ROGERS PARK — Community members grilled their alderman and a development team Wednesday night at the first of what could be several public meetings about a proposed parking garage that would replace a Buddhist meditation center in Rogers Park.
Residents voiced both support and disapproval for the four-story parking structure that requires a zoning change and extra review under the lakefront protection ordinance.
"Sheridan Road in Rogers Park is like no other road in the world," said one of about 100 people crammed into a basement-level room at a Sheridan Road rehabilitation center. "We want our setback. We want our low-rise buildings. This is not the place for it. Don’t do it on the lake."
Yet others said the proposed parking structure at 7331 N. Sheridan Road was sensitive enough to the neighborhood character and would help ease an infamous neighborhood problem: Parking.
"I support the project," said John Lamping, 72. "It’ll be a substantial contribution to our tax base; and parking in East Rogers Park is a challenge for every one."

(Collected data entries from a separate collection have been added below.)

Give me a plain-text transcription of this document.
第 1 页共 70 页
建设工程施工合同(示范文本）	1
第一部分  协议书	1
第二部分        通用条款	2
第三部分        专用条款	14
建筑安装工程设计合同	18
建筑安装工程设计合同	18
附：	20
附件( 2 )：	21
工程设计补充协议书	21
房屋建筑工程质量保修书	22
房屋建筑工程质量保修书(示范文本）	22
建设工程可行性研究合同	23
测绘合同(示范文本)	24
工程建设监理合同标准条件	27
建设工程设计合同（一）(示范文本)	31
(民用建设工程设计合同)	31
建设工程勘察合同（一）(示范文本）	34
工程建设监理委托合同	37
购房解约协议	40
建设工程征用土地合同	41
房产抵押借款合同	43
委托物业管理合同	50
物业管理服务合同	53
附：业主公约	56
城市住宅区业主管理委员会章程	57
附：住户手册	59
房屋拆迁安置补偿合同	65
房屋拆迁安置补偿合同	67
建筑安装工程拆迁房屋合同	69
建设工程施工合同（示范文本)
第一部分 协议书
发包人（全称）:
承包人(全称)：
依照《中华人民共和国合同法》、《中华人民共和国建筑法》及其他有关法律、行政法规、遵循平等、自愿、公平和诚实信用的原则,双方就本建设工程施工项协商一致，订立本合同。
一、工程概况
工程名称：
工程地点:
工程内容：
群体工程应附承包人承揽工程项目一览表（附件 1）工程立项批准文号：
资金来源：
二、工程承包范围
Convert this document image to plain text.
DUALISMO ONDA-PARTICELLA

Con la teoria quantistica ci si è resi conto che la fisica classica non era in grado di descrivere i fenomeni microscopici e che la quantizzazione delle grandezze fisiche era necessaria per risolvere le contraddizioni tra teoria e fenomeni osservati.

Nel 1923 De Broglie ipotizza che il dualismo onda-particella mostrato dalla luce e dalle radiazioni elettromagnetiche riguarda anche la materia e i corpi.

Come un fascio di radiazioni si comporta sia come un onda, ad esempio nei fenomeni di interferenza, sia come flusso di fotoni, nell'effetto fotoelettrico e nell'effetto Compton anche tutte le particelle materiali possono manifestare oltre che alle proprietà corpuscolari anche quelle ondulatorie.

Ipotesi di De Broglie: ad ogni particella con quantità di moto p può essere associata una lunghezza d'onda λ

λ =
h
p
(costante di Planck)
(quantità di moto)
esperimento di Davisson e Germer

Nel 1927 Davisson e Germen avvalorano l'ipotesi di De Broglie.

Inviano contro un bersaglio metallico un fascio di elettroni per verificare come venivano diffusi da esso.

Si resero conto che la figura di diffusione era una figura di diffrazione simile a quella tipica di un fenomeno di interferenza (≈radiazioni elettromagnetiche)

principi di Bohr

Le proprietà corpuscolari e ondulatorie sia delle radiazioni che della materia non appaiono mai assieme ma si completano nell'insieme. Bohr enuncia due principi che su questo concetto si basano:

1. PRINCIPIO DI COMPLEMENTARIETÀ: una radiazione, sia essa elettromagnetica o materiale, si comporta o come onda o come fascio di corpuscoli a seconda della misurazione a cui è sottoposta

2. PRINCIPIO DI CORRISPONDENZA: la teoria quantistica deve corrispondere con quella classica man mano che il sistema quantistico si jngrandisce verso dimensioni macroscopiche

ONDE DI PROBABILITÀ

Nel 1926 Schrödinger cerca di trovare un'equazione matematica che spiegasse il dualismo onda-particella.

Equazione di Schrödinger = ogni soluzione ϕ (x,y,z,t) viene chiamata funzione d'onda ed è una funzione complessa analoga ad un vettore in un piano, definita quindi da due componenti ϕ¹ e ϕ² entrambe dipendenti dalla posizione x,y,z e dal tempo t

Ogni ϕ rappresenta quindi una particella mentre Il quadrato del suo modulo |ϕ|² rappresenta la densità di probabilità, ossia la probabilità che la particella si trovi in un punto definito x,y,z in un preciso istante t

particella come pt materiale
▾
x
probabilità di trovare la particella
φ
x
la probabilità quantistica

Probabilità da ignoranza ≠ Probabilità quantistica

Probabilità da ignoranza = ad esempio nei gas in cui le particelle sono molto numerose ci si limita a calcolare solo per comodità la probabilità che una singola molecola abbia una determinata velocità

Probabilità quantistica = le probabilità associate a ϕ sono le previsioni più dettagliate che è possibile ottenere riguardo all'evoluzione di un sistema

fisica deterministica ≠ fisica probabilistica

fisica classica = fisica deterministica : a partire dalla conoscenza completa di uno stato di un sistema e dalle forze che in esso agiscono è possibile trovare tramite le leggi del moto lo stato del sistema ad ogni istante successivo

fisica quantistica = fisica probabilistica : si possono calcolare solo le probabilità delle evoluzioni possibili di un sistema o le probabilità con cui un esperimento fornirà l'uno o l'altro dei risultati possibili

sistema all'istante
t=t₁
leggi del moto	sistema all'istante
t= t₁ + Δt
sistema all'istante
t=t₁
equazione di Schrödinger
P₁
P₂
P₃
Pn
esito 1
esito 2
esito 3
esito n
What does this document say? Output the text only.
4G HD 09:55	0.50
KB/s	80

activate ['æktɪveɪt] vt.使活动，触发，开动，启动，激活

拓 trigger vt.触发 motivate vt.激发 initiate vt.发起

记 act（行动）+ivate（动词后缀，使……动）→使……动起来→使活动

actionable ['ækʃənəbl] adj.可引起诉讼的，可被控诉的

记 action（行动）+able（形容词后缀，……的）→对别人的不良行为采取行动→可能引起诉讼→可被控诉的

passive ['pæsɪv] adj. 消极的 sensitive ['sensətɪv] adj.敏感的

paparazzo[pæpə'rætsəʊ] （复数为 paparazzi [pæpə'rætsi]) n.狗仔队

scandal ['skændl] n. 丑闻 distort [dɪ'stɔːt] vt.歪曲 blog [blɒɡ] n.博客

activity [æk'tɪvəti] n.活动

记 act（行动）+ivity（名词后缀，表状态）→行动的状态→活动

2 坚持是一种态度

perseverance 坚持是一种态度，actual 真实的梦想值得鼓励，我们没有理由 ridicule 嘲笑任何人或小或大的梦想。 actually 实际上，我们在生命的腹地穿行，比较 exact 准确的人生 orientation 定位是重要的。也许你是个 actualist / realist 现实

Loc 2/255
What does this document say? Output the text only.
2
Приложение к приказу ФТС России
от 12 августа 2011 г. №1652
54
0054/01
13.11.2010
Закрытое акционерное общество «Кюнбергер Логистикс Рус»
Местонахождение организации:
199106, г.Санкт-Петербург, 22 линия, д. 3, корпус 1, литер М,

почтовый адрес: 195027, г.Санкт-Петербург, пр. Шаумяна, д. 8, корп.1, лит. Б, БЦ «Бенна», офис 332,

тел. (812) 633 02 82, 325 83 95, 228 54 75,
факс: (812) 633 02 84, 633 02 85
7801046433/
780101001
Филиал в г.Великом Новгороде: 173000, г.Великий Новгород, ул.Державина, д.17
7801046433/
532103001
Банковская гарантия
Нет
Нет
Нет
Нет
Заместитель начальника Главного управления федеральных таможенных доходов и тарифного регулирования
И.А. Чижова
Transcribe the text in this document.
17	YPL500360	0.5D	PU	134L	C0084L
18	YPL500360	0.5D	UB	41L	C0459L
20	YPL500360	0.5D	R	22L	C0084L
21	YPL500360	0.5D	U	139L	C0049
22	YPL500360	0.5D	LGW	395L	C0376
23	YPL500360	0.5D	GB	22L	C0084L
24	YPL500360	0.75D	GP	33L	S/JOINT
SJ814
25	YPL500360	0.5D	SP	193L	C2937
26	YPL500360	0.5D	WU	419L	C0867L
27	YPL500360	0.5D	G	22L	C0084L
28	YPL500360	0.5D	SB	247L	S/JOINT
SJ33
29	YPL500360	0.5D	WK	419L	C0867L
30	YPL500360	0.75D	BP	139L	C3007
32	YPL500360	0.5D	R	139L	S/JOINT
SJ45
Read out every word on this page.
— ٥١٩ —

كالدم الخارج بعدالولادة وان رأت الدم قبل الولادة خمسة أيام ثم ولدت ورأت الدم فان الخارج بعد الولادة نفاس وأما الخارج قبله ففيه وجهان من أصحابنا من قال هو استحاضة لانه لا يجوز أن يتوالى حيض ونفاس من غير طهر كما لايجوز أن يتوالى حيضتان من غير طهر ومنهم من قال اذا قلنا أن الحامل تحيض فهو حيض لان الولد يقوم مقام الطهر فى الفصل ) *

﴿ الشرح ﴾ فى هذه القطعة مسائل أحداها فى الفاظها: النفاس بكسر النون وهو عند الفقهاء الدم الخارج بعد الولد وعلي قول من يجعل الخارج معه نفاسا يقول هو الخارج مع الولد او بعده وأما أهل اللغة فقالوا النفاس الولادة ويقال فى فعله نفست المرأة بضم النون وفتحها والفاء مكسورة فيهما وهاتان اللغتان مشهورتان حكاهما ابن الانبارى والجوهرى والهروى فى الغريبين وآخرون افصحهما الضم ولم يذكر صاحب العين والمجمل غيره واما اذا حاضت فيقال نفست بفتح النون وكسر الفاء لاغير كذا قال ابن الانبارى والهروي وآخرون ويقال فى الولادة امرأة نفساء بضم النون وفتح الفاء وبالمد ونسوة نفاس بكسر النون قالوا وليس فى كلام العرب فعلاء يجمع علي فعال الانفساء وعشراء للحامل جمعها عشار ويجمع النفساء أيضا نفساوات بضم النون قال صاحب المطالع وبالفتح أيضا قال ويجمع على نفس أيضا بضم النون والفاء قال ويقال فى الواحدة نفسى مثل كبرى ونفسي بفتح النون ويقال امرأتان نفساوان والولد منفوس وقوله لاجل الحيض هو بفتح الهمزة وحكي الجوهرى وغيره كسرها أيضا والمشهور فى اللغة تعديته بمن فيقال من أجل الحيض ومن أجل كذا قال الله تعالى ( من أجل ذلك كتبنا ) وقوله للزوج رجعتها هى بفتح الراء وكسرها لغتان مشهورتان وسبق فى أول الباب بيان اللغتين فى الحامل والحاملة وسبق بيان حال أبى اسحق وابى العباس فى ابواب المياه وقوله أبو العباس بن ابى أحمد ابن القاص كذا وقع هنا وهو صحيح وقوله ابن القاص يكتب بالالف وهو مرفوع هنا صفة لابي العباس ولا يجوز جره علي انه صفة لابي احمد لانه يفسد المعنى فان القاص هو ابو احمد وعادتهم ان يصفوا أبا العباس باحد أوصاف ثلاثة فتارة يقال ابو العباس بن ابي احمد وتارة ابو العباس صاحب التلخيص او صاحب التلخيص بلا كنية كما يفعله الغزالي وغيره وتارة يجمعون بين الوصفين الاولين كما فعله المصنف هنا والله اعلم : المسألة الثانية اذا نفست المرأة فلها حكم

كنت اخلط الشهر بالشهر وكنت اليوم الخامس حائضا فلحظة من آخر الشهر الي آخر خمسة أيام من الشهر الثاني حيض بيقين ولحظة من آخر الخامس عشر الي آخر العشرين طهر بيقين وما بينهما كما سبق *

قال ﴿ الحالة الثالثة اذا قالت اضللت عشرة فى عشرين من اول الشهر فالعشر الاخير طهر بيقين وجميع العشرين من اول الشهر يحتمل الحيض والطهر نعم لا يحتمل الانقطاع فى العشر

A zoning attorney, a traffic consultant, a parking consultant, an architect and a top official from Tawani Enterprises — the company owned by billionaire developer Col. James Pritzker that's proposing to build the structure — were on hand to field questions from the community.
The development team fleshed out details of the project before the marathon question-and-answer session began.
Out of the facility's planned 250 parking spaces, 166 would be reserved for residents of Farcroft by the Lake, a 12-story building being rehabbed by Tawani two blocks north, and for visitors of the Emil Bach House, another Pritzker-owned building nearby that is being restored.
The remaining spaces — and any reserved spaces that are not being used — would be available to the public for hourly and monthly parking. Neighborhood residents would pay $150 a month for one space, while Farcroft residents would pay $135.
Hourly parking would be available for $2 an hour and $8 a day, while overnight parking, from 5 p.m. to 8 a.m., would be available for $4.
A healthy contingent of people who live on Sherwin Avenue, where the entrance and exit to the garage would be located, attended the meeting, and most were opposed to the project because of the increased traffic the 250-car garage would bring down their beach-end street.
They were also concerned about the nine months of construction and the noise it would produce.
"I don't care if this is as beautiful as the Taj Mahal," said one Sherwin Avenue resident. "I won't be able to stand the noise. I beg you to reconsider."
Seats began to empty as the three-hour meeting dragged on past 10 p.m.
Some of the other concerns expressed include light pollution from the building and public safety.
Others worried that if Tawani got a zoning change, the company would change its construction plans.
"Our reputation I hope stands for itself," said Mary Parthe, Tawani's chief of staff. "Our goal is to improve the community."
Parthe said an armed security guard would patrol both the Farcroft building and the parking garage at night.
Bruce Walker, a resident of Morse Avenue, said he had worked on similar projects in the city. He said he was worried about the extra traffic and construction equipment clogging the area during the estimated nine-month construction period. He also bet the project's contractor $1,000 that it won't be done in time.
Another resident wanted to know if it would be possible under the proposal to save the historic home on the property, but Parthe said it would not.
"We’re definitely preservationists," said Parthe, referencing Tawani's other developments in the area, like Emil Bach House that is undergoing extensive restorations. "This house, I’m not sure how we’re going to save it. But believe me, if we could save the home and find a decent use for it, we would."
Ald. Joe Moore (49th) remained mostly neutral throughout the meeting, but shared only positive thoughts about the project.
He said Tawani's reputation in the neighborhood should ease some concerns.
"They do pretty quality work, if you’ve ever been to the Mayne Stage theater or their other buildings," he said. "They don’t spare any expense."
Resident Mary Bao said she was "leaning toward saying this is OK."
"Parking is the biggest problem in Rogers Park. This could be a once in a lifetime opportunity," she said. "I think this is doing a great thing for the area."
Another man commented forebodingly about the risk of changing the property's zoning from residential to commercial: "What is left if we let this slip from our fingers now?"
Parthe said after the meeting her plan is to "regroup" with the alderman's zoning and land use committee, which will decide whether to hold additional public meetings or request tweaks to the proposal.